Boston vigil honors victims of synagogue shooting

BOSTON -- Cardinal Seán O'Malley joined local civic and religious leaders at an Oct. 28 vigil on Boston Common to show solidarity with the Jewish community in the aftermath of the mass shooting at a Pittsburgh synagogue the previous day.

On Oct. 27, a gunman killed 11 people and injured six others attending a morning Shabbat service at the Tree of Life Synagogue in the Squirrel Hill neighborhood of Pittsburgh.

Several hundred people attended the vigil, some carrying signs, and many wearing buttons with the phrase "Hate has no place here."

Not far from the bandstand, walkways were lined with 70 large-scale portraits of Holocaust survivors, including nine from Massachusetts, taken by German-Italian photographer and filmmaker Luigi Toscano. The traveling exhibit, entitled "Lest We Forget," was installed on the Common on Oct. 16 and will be on display until Nov. 10.

Jeremy Burton, executive director of the Jewish Community Relations Council, introduced each of the speakers. In addition to leaders of local faith communities, elected officials shared remarks, including Gov. Charlie Baker, Sen. Edward Markey, Rep. Joe Kennedy, Attorney General Maura Healey, Lt. Gov. Karyn Polito, State Treasurer Deb Goldberg, and Boston Police Commissioner William Gross.

Rabbi David Heilman of Young Israel of Brookline read the names of the 11 people killed at the Tree of Life Synagogue: Joyce Feinberg, 75; Rich Gottfried, 65; Rose Mallinger, 97, a Holocaust survivor; Jerry Rabinowitz, 66; Cecil Rosenthal, 59; his brother David Rosenthal, 54; Bernice Simon, 84; her husband Sylvan Simon, 86; Daniel Stein, 71; Melvin Wax, 88; and Irving Younger, 69.

Boston Mayor Martin J. Walsh said he had spoken an hour earlier with the mayor of Pittsburgh, Bill Peduto, to tell him about the vigil. Walsh passed on Peduto's message of thanks to the attendees.

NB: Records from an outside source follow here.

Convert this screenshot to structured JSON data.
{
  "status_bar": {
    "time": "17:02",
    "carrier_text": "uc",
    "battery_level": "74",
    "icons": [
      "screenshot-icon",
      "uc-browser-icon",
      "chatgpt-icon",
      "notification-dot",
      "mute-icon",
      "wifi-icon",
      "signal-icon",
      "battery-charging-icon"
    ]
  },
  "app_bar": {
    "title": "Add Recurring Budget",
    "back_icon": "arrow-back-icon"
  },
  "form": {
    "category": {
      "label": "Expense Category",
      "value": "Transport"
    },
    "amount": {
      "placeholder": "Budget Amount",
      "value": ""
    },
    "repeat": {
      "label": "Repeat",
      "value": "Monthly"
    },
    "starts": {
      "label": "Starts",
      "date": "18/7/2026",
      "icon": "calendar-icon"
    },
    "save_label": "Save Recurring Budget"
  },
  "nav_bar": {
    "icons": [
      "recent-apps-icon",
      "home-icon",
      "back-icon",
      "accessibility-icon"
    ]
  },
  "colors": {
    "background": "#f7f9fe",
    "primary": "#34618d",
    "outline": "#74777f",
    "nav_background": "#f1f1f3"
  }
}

Walsh admitted to feeling "a little joy" as he looked out at the crowd, which he said looked to him like the top of a tree, and grew by about 500 people since the vigil began.

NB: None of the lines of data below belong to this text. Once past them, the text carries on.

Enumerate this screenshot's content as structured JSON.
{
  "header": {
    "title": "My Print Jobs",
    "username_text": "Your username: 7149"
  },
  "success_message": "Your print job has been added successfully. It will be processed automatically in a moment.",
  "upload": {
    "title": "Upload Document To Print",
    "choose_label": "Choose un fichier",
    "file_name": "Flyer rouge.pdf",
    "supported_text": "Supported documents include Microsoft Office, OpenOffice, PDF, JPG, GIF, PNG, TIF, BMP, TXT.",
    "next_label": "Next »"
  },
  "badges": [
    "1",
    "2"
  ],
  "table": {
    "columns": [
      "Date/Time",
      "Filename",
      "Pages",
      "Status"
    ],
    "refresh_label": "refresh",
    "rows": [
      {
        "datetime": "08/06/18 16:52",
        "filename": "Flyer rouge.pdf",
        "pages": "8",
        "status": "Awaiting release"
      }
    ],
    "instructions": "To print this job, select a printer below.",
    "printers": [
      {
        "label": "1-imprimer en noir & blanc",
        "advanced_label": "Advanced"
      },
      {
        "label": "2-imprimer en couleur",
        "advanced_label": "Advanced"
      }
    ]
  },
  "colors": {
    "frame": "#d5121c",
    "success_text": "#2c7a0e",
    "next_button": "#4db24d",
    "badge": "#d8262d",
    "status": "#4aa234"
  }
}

"To the people of Pittsburgh from the people of Boston: we love you, we support you, and we will always stand side by side with you," Walsh said.

Cardinal O'Malley was the first non-Jewish religious leader to speak at the vigil. He said that in Catholic churches and many Protestant churches around the world, the gospel reading for that Sunday was about Jesus journeying to Jerusalem for the Passover. Cardinal O'Malley called this "a very stark reminder that the church is the daughter of the synagogue."

"Today we are here, all of us, as congregants of the Tree of Life Congregation in Pittsburgh," Cardinal O'Malley said.

He shared how a year ago, when the church was struggling to meet the needs of refugees, Barry Shrage, then-president of Combined Jewish Philanthropies of Greater Boston, contacted him to offer help. Since his organization did not have direct services like Catholic Charities, Shrage raised money to hire lawyers that would work with Catholic Charities to help immigrants.

"That is the idealism of the Jewish community," Cardinal O'Malley said.

Rev. Liz Walker, pastor of Roxbury Presbyterian Church, shared her reflections on John 1:5, "The light shines in the darkness and the darkness cannot overcome it."

Sometimes, she said, those words do not seem like enough in the face of so much darkness. However, she recalled a story about Robert Louis Stevenson, who was sickly as a child but liked to get out of bed to stand at a window and watch the lamp-lighter "poke holes in the darkness."

"I think that sometimes that is the best we can do: poke holes in the darkness," Walker said. Her message to Pittsburgh and to everyone at the vigil, she said, was, "I'm going to do what I can to poke holes in the darkness."

Rabbi Marc Baker, president and CEO of Combined Jewish Philanthropies, said they were present "because we feel this loss as if it is our own."

"Any of us who is part of a faith community, who finds comfort, joy, and peace in community and in prayer, knows it could have been us," he said.

The youngest speaker was Arielle Stein, a Boston University student and a member of the Tree of Life Congregation.

Stein said the thing that makes Squirrel Hill "precious" to her is that it "values all types of people." Many storefronts there have signs that say "Love thy neighbor" in Arabic, Spanish and Hebrew.

"I know that we will bounce back, and I hope all communities can embody loving thy neighbor as well," Stein said.

In closing, Rabbi Sharon Cohen Adisfeld, president of Hebrew College, led the crowd in praying the Mourner's Kaddish, a Hebrew prayer recited in memory of the dead.

When the speakers adjourned, some people stood arm in arm and sang a Jewish song, welcoming more and more people into their circle.